NT: Jetzt ist das Gesetz auf dem Weg, aber eigentlich ist es Sache der Länder tätig zu werden. Wie sieht denn der weitere Weg aus?

Michael Weller:

Also erst einmal muss man festhalten, um auch wieder einer Legende vorzubeugen, wir greifen nicht in die Zuständigkeiten, in die Planungshoheiten der Länder ein. Es ist deren Aufgabe die Reform in den nächsten beiden Jahren umzusetzen. Wir haben bisher in den Kliniken Abteilungen, die entsprechende Voraussetzungen für die Patientenbehandlung erfüllen müssen. In Zukunft werden wir keine Abteilungen mehr haben, sondern Leistungsgruppen. Es gibt dann 65 Leistungsgruppen, also eine wesentlich differenziertere Betrachtung des Versorgungsgeschehens. Das ist vor allem wichtig für die Erhöhung der Qualität. Die Länder haben jetzt die Aufgabe in den nächsten zwei Jahren die Leistungsgruppen in den Kliniken aufzubauen. Erfüllt das Krankenhaus danach die Qualitätsstandards und ist bedarfsnotwendig, sind die Voraussetzungen zur weiteren Existenz gesichert. Unsere Arbeit ist auch noch nicht zu Ende, denn wir arbeiten mit Hochdruck an der Finanzierung des Transformationsprozesses der Kliniken. Wir werden in den nächsten 10 Jahren 50 Milliarden Euro je zur Hälfte aus dem Gesundheitsfonds auf der Bundesebene und aus Landesmitteln zur Verfügung stellen, um den Transformationsprozess zu finanzieren. Hierzu brauchen wir jetzt dringend eine Rechtsverordnung. Da geht es dann um Fragen, wie z.B.: Was wird konkret gefördert? Wie kommt das Geld zu den Ländern und zu den Kliniken? Wie und wann wird das Geld verteilt? Was braucht man, um den Antrag zu stellen? Das wird jetzt in den ersten Monaten des neuen Jahres fertiggestellt. Wenn die Rechtsverordnung zum Transformationsfonds da ist, dann ist das Gesetz unumkehrbar.

NT: Woran könnte die Reform noch scheitern?

Michael Weller:

Die Reform scheitert nicht mehr. Alle Beteiligte, Länder, Klinikträger, Kommunen, u.a. wollen jetzt Planungsklarheit und Sicherheit. Im Übrigen fließt in Zukunft nicht nur durch den Transformationsfond, sondern auch durch andere Instrumente gezielt mehr Geld in die Krankenhausversorgung. Darauf will Niemand mehr verzichten.

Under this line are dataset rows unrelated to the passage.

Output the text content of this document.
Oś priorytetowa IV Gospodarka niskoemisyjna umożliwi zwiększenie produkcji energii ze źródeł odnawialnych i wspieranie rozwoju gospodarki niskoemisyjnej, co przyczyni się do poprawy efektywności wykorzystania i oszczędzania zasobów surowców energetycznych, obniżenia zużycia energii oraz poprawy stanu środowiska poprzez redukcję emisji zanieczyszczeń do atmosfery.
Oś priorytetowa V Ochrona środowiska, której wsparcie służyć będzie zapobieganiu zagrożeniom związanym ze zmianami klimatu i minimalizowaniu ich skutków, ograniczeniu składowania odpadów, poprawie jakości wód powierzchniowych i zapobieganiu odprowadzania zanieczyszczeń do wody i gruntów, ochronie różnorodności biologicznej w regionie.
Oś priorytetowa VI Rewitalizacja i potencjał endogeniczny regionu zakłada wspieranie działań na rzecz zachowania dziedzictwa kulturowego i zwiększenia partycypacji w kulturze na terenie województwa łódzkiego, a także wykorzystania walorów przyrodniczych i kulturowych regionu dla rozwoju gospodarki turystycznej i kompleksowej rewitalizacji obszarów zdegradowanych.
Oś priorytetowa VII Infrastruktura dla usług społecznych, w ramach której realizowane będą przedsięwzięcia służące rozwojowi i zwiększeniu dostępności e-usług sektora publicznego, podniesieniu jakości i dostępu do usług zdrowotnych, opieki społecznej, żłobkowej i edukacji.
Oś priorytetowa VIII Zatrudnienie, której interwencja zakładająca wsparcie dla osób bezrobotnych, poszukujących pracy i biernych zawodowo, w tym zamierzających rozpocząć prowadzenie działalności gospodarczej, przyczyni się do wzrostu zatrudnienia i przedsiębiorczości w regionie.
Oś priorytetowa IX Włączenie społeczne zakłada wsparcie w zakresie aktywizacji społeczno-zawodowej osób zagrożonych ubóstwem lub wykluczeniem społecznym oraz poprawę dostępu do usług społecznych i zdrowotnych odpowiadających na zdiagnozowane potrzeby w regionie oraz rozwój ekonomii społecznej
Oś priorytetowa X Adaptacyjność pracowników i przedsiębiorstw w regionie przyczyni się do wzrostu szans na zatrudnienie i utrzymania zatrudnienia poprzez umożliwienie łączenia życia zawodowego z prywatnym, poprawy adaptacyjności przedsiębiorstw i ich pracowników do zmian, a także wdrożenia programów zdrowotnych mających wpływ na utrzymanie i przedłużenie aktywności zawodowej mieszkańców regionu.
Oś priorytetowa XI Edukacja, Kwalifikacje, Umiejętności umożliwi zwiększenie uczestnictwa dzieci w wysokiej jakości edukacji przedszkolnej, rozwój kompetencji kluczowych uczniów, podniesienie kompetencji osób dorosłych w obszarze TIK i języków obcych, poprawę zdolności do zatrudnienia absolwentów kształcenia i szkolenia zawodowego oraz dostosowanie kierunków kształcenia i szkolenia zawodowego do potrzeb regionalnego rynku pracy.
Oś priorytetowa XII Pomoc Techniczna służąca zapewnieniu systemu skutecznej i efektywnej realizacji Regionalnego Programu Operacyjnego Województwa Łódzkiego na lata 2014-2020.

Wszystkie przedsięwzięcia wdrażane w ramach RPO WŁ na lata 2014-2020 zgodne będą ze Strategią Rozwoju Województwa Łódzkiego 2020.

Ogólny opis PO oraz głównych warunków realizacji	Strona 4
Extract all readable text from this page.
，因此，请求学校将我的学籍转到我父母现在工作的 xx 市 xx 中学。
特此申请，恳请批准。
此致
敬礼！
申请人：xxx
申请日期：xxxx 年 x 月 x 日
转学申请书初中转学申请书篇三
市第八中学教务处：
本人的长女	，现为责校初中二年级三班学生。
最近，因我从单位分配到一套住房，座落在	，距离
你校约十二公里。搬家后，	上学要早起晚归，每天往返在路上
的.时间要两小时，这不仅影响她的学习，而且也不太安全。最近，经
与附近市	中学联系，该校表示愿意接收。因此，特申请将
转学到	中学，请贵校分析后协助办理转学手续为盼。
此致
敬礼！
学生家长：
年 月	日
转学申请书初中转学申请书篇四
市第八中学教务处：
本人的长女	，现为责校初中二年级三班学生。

NT: Jetzt noch eine letzte Frage. Karl Lauterbach ist ja oft in der ZDF-Heute-Show zu sehen. Der macht da manchmal einen guten, manchmal einen ganz schwierigen Eindruck. Habt ihr im Ministerium darauf irgendwie Einfluss?

Michael Weller:

Den medialen Auftritt bestimmt er schon selbst. Ins ZDF wird man allerdings ja nicht unmittelbar eingeladen. Die finden meinen Minister eben sehr gut geeignet für diese Auftritte, weil er sehr viel Humor hat und klasse Statements gibt. Er twittert im Übrigen auch selbst. Hier lerne ich dann auch immer wieder neues über wichtige interessante Studien. Die Zusammenarbeit mit ihm finde ich klasse: Er braucht kaum Vorbereitung. Er hat ein unglaublich breites, aber auch tiefgreifendes Wissen. Er hat eine sehr schnelle Auffassungsgabe und macht seinen Job wunderbar. Ich bin stolz darauf, mit ihm diese spannende Reformzeit erlebt zu haben.